New Frontiers

July 2016

We were supposed to be staying with friends of JD but they had forgotten and skipped town. So we checked a map and decided to go on to Bratislava. Slovakia would be the first new European country I had visited since Ireland two years ago.

(It was also on this train ride that I decided to start this blog. The Brexit vote was only a month old so we had naturally been talking about nothing else).

On the train out of Vienna, we looked through the booklet we had been given with our tickets that warned us about the stark difference between the newly refurbished station we were leaving and the one we would arrive in to. The author was being far too cautious. Bratislava’s was a very normal station.

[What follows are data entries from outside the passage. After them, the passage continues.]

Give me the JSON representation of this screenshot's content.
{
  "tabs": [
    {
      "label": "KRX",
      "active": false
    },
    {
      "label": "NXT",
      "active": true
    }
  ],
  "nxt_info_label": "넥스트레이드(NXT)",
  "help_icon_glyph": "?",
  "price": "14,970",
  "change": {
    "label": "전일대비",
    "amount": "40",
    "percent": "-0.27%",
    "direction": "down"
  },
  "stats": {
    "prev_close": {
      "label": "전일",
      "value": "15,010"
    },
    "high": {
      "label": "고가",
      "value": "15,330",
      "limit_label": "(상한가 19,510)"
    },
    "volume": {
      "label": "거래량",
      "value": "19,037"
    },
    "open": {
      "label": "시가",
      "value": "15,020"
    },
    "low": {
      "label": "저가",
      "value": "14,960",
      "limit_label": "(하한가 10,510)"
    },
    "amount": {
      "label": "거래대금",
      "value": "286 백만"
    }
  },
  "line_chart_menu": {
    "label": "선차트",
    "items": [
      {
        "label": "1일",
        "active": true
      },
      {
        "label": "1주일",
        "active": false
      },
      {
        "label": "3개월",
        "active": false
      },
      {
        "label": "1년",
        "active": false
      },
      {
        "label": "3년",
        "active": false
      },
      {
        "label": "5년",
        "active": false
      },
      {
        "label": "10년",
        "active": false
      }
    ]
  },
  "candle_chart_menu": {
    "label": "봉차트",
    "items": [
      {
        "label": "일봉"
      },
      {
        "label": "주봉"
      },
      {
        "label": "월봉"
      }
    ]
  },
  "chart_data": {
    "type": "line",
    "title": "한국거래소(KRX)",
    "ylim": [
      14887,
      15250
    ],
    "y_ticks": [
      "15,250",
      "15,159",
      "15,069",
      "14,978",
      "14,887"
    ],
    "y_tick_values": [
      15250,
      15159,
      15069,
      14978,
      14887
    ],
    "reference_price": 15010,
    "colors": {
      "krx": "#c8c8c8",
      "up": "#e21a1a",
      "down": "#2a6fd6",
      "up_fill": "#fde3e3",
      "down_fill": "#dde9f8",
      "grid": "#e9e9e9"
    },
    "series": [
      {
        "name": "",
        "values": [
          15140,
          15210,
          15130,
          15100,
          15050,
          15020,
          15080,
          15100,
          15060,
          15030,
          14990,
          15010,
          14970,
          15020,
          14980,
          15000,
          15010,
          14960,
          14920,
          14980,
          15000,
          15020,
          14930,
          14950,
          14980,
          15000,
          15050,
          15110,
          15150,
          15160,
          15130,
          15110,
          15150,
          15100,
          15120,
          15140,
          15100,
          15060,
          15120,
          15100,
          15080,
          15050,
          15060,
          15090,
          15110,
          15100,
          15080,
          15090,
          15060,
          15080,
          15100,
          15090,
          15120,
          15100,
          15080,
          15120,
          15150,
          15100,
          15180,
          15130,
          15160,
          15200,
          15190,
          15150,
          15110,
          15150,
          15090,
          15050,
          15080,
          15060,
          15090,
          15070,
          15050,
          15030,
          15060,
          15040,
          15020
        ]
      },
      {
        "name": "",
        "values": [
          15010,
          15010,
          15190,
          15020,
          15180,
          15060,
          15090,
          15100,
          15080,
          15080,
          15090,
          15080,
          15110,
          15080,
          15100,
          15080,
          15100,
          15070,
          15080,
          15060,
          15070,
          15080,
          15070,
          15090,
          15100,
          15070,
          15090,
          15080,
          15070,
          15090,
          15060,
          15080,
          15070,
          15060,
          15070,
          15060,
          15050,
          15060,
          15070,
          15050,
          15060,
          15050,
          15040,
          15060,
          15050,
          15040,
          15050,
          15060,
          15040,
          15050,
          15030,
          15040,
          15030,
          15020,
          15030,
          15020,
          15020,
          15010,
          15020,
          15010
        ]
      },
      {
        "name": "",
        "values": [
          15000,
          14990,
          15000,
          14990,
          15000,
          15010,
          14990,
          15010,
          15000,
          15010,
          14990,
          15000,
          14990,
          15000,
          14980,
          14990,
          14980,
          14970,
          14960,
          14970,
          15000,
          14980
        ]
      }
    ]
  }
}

In fact, the booklet did very little justice to Bratislava. We visited on a hot day in July and walked past bars and restaurants from every corner of Europe. We watched a beaver on the bank of the Danube for a while and admired the castle from below before settling at a bar in the shade of a tree-lined avenue. 

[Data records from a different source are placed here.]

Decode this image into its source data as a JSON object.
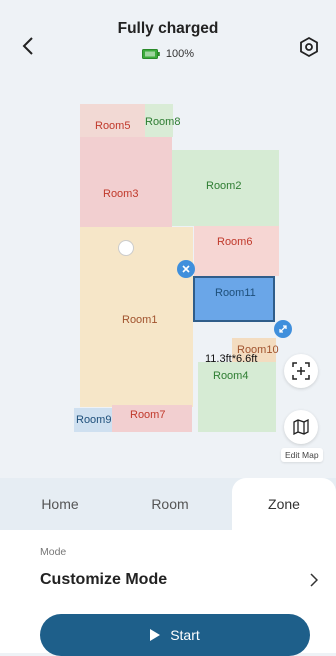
{
  "header": {
    "title": "Fully charged",
    "battery_level": "100%",
    "back_icon": "chevron-left-icon",
    "settings_icon": "settings-icon"
  },
  "map": {
    "rooms": [
      {
        "name": "Room5",
        "color": "#c0392b"
      },
      {
        "name": "Room8",
        "color": "#2e7d32"
      },
      {
        "name": "Room3",
        "color": "#c0392b"
      },
      {
        "name": "Room2",
        "color": "#2e7d32"
      },
      {
        "name": "Room6",
        "color": "#c0392b"
      },
      {
        "name": "Room11",
        "color": "#1e4f7a"
      },
      {
        "name": "Room1",
        "color": "#a0522d"
      },
      {
        "name": "Room10",
        "color": "#a0522d"
      },
      {
        "name": "Room4",
        "color": "#2e7d32"
      },
      {
        "name": "Room9",
        "color": "#1e4f7a"
      },
      {
        "name": "Room7",
        "color": "#c0392b"
      }
    ],
    "zone_size": "11.3ft*6.6ft",
    "edit_map_label": "Edit Map"
  },
  "tabs": [
    {
      "label": "Home",
      "active": false
    },
    {
      "label": "Room",
      "active": false
    },
    {
      "label": "Zone",
      "active": true
    }
  ],
  "mode": {
    "label": "Mode",
    "value": "Customize Mode"
  },
  "start_button": {
    "label": "Start"
  },
  "colors": {
    "accent": "#1e5f8a",
    "zone_fill": "#6aa6e8",
    "marker": "#3f8fdc"
  }
}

A drunk at the table next to us was talking incoherntly in a mix of English, Russia and (I assume) Slovakian, trying to tell an American couple his life story. Occasionally he played a few bars on the scuffed guitar in his lap.

But time slipped away and we were soon running to catch our train back to Vienna. 

JD’s friends had phoned round and found us a sofa to sleep on. Our hosts welcomed us in and offered us food and drink but they teased us mercilessly for being English and questioned us pointedly on being in Europe post-Brexit. An underlying hostility was palpable. I felt more than a little uncomfortable and was pleased to emerge on to Vienna’s streets the following morning. 

Naturally, we had a viennese coffee with breakfast and a Wienerschnitzel for lunch. We finally caught up with JD’s friend (returned from the country) for a Weissweinspritz before I had to catch my flight.

It was striking how similar their conversation was to those I find myself having over and over. It soon moved to language and culture, accents and regional identities. But whereas I spoke at length on France, Spain and Italy, they spoke about Germany, Austria and the rest of central Europe. For us, the continent meant two different things with hardly any overlap. 

I felt my ignorance more and more in that first post-Brexit trip. I was so worried about losing ‘Europe’ and yet I knew so little of it. I resolved to make the most of the time I had left.